Oxford University Chartered
Oxford, Oxfordshire The 20th of June 1214 AD
Academia came to Oxford as early as the reign of William Rufus , possibly earlier, though no university as such existed at that time or for years afterwards. The growth of the university was more organic than organised: scholars attached to religious institutions boarded in Oxford; halls where they could live together developed, and from these colleges of sorts came into being.
The institution became significant for the town (which it was until the mid-16th century), its numbers given a boost when Henry II prevented English scholars from studying at the University of Paris. In 1209 town-and-gown tensions boiled over, nearly ending the university before it had formally become such: a student was accused of rape; though he escaped two or three of his friends were hanged by a mob. En masse the scholars fled, some ending up in Cambridge where they established an eventual rival university.
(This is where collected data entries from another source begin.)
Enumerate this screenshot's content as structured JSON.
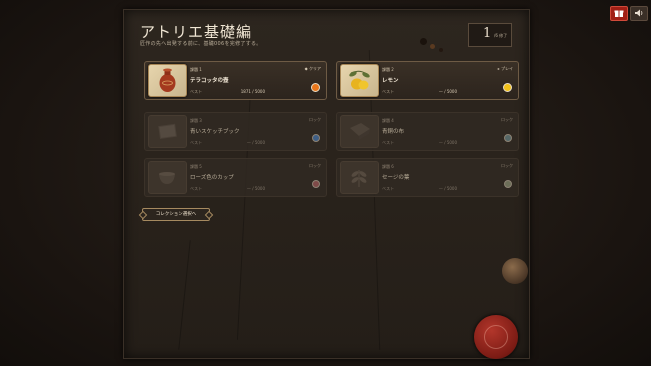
{
  "header": {
    "title": "アトリエ基礎編",
    "subtitle": "匠作の先へ出発する前に、基礎006を完修了する。",
    "counter_value": "1",
    "counter_label": "/6 修了"
  },
  "top_buttons": {
    "gift_icon": "gift-icon",
    "sound_icon": "speaker-icon",
    "accent": "#a11f15"
  },
  "courses": [
    {
      "course": "課題 1",
      "name": "テラコッタの壺",
      "best_label": "ベスト",
      "score": "1871 / 5000",
      "status": "◆ クリア",
      "dot_color": "#e8761b",
      "icon": "vase-icon"
    },
    {
      "course": "課題 2",
      "name": "レモン",
      "best_label": "ベスト",
      "score": "— / 5000",
      "status": "▸ プレイ",
      "dot_color": "#f2c21a",
      "icon": "lemon-icon"
    },
    {
      "course": "課題 3",
      "name": "青いスケッチブック",
      "best_label": "ベスト",
      "score": "— / 5000",
      "status": "ロック",
      "dot_color": "#3f5f86",
      "icon": "sketchbook-icon"
    },
    {
      "course": "課題 4",
      "name": "青銅の布",
      "best_label": "ベスト",
      "score": "— / 5000",
      "status": "ロック",
      "dot_color": "#566868",
      "icon": "cloth-icon"
    },
    {
      "course": "課題 5",
      "name": "ローズ色のカップ",
      "best_label": "ベスト",
      "score": "— / 5000",
      "status": "ロック",
      "dot_color": "#7e4a48",
      "icon": "cup-icon"
    },
    {
      "course": "課題 6",
      "name": "セージの葉",
      "best_label": "ベスト",
      "score": "— / 5000",
      "status": "ロック",
      "dot_color": "#6d6f59",
      "icon": "leaf-icon"
    }
  ],
  "buttons": {
    "collection_select": "コレクション選択へ"
  }
}
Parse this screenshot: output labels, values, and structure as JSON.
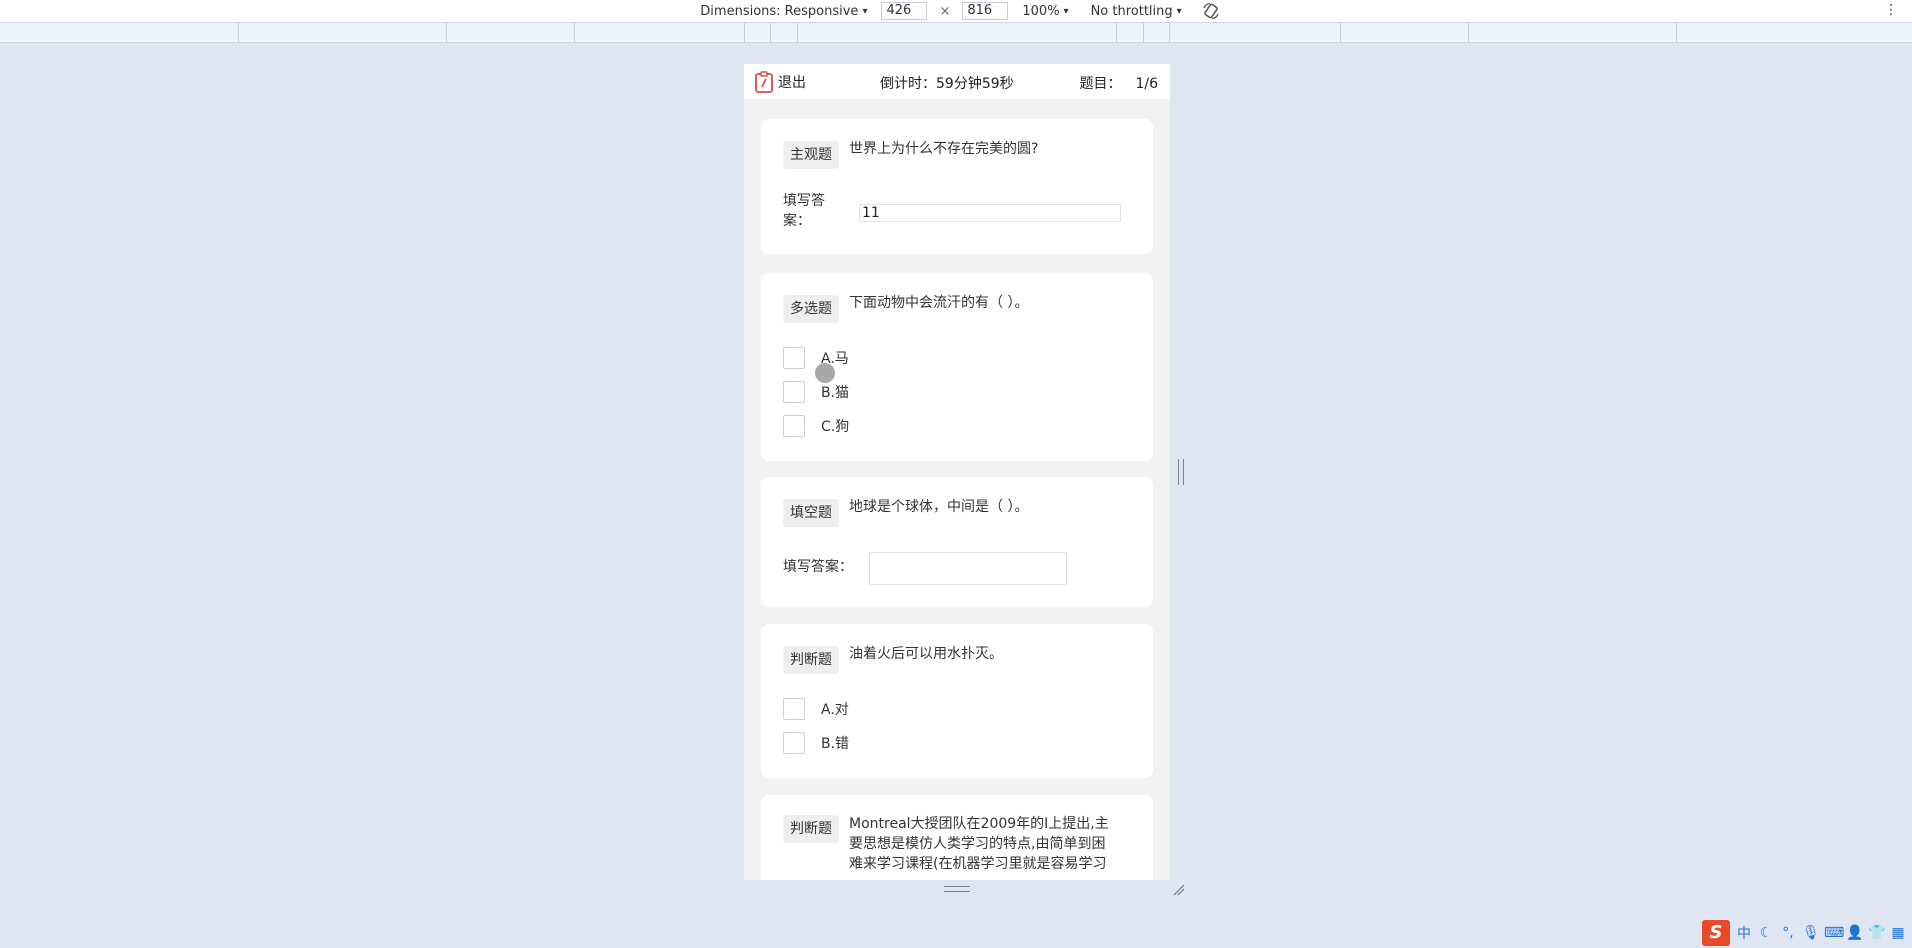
{
  "devtools": {
    "dimensions_label": "Dimensions: Responsive",
    "width": "426",
    "times": "×",
    "height": "816",
    "zoom": "100%",
    "throttling": "No throttling"
  },
  "header": {
    "exit_label": "退出",
    "timer_text": "倒计时：59分钟59秒",
    "question_label": "题目：",
    "question_value": "1/6"
  },
  "questions": [
    {
      "tag": "主观题",
      "text": "世界上为什么不存在完美的圆?",
      "answer_label": "填写答案：",
      "answer_value": "11"
    },
    {
      "tag": "多选题",
      "text": "下面动物中会流汗的有（ ）。",
      "options": [
        "A.马",
        "B.猫",
        "C.狗"
      ]
    },
    {
      "tag": "填空题",
      "text": "地球是个球体，中间是（ ）。",
      "answer_label": "填写答案：",
      "answer_value": ""
    },
    {
      "tag": "判断题",
      "text": "油着火后可以用水扑灭。",
      "options": [
        "A.对",
        "B.错"
      ]
    },
    {
      "tag": "判断题",
      "text_lines": [
        "Montreal大授团队在2009年的I上提出,主",
        "要思想是模仿人类学习的特点,由简单到困",
        "难来学习课程(在机器学习里就是容易学习"
      ]
    }
  ],
  "tray": {
    "logo": "S",
    "ime_mode": "中"
  },
  "colors": {
    "page_bg": "#dfe6f2",
    "viewport_bg": "#f2f2f2",
    "exit_icon": "#e04a4a",
    "ime_logo": "#e84a2a"
  }
}
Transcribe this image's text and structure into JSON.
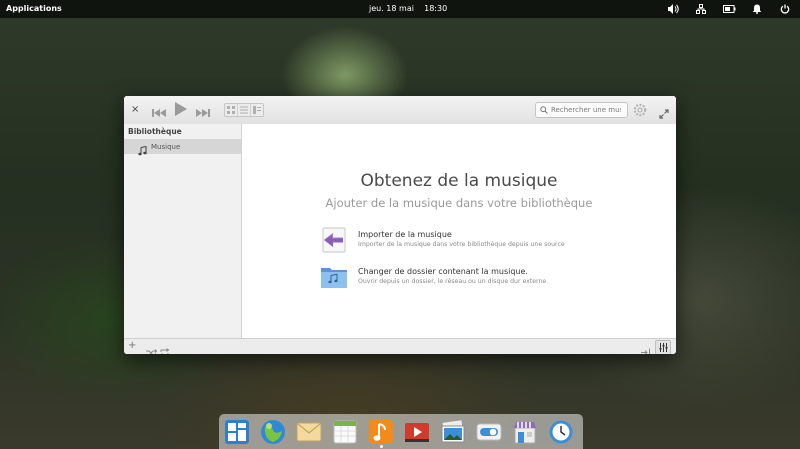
{
  "top_panel": {
    "applications_label": "Applications",
    "date": "jeu. 18 mai",
    "time": "18:30",
    "indicators": [
      "volume-icon",
      "network-icon",
      "battery-icon",
      "notifications-icon",
      "power-icon"
    ]
  },
  "window": {
    "close_label": "×",
    "search": {
      "placeholder": "Rechercher une musi..."
    },
    "sidebar": {
      "heading": "Bibliothèque",
      "items": [
        {
          "label": "Musique",
          "icon": "music-note-icon",
          "selected": true
        }
      ]
    },
    "welcome": {
      "title": "Obtenez de la musique",
      "subtitle": "Ajouter de la musique dans votre bibliothèque",
      "actions": [
        {
          "title": "Importer de la musique",
          "description": "Importer de la musique dans votre bibliothèque depuis une source",
          "icon": "import-icon"
        },
        {
          "title": "Changer de dossier contenant la musique.",
          "description": "Ouvrir depuis un dossier, le réseau ou un disque dur externe",
          "icon": "music-folder-icon"
        }
      ]
    },
    "bottombar": {
      "add_label": "+"
    }
  },
  "dock": {
    "apps": [
      "multitasking-view",
      "web-browser",
      "mail",
      "calendar",
      "music",
      "videos",
      "photos",
      "system-settings",
      "appcenter",
      "clock"
    ],
    "accent_colors": {
      "music": "#f28b1a",
      "videos": "#d33a2c",
      "browser": "#2e8ad8"
    }
  }
}
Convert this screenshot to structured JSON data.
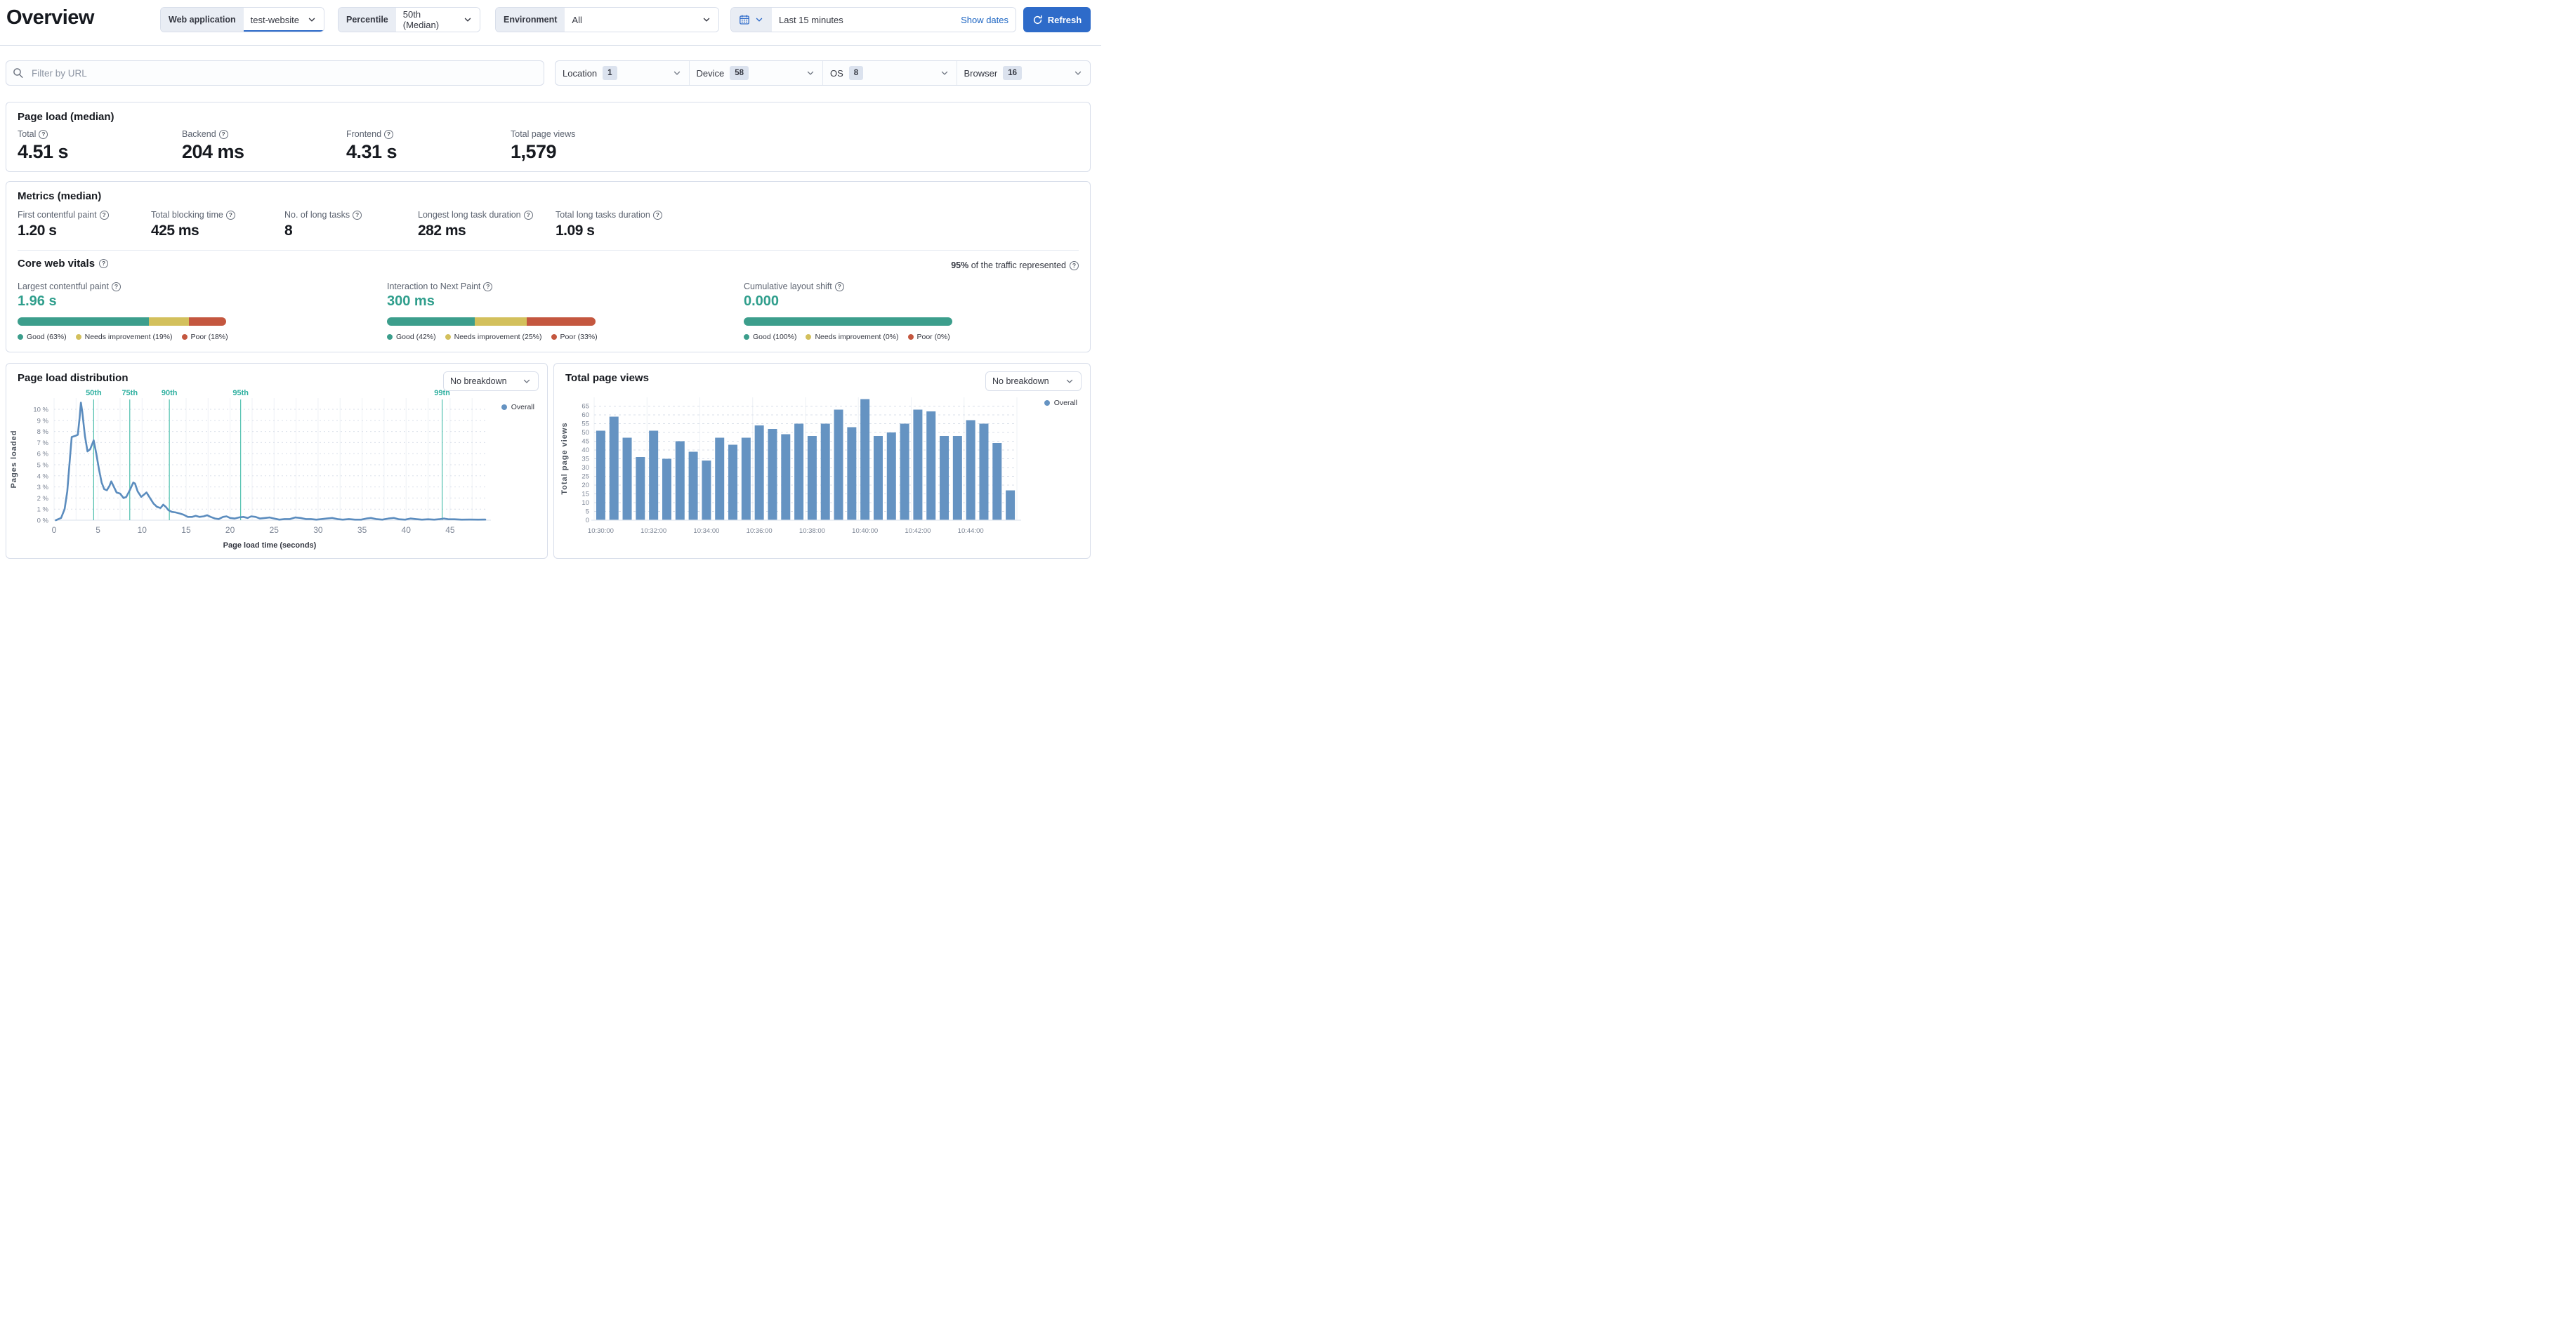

Oxford apparently suffered economically and in terms of prestige by losing its students. Cardinal Nicholas (alternatively Niccolo, or Niccola) de Romanis, the papal legate who arrived in England in 1213 to resolve a long-running dispute about the appointment of a new Archbishop of Canterbury , was asked by the townspeople to intervene and facilitate the return of the students. He did so, formalising the situation to boot: on June 20 1214 a charter was given to the University of Oxford: among its provisions were that a Chancellor should be appointed (by the Bishop of Lincoln ) as its titular head; and that the scholars should have their own court.
The students returned, and Oxford became one of the world’s great scholarly centres. But tensions with the town never died – the deadly St Scholastica’s Day beer riots in 1355 the most obvious example.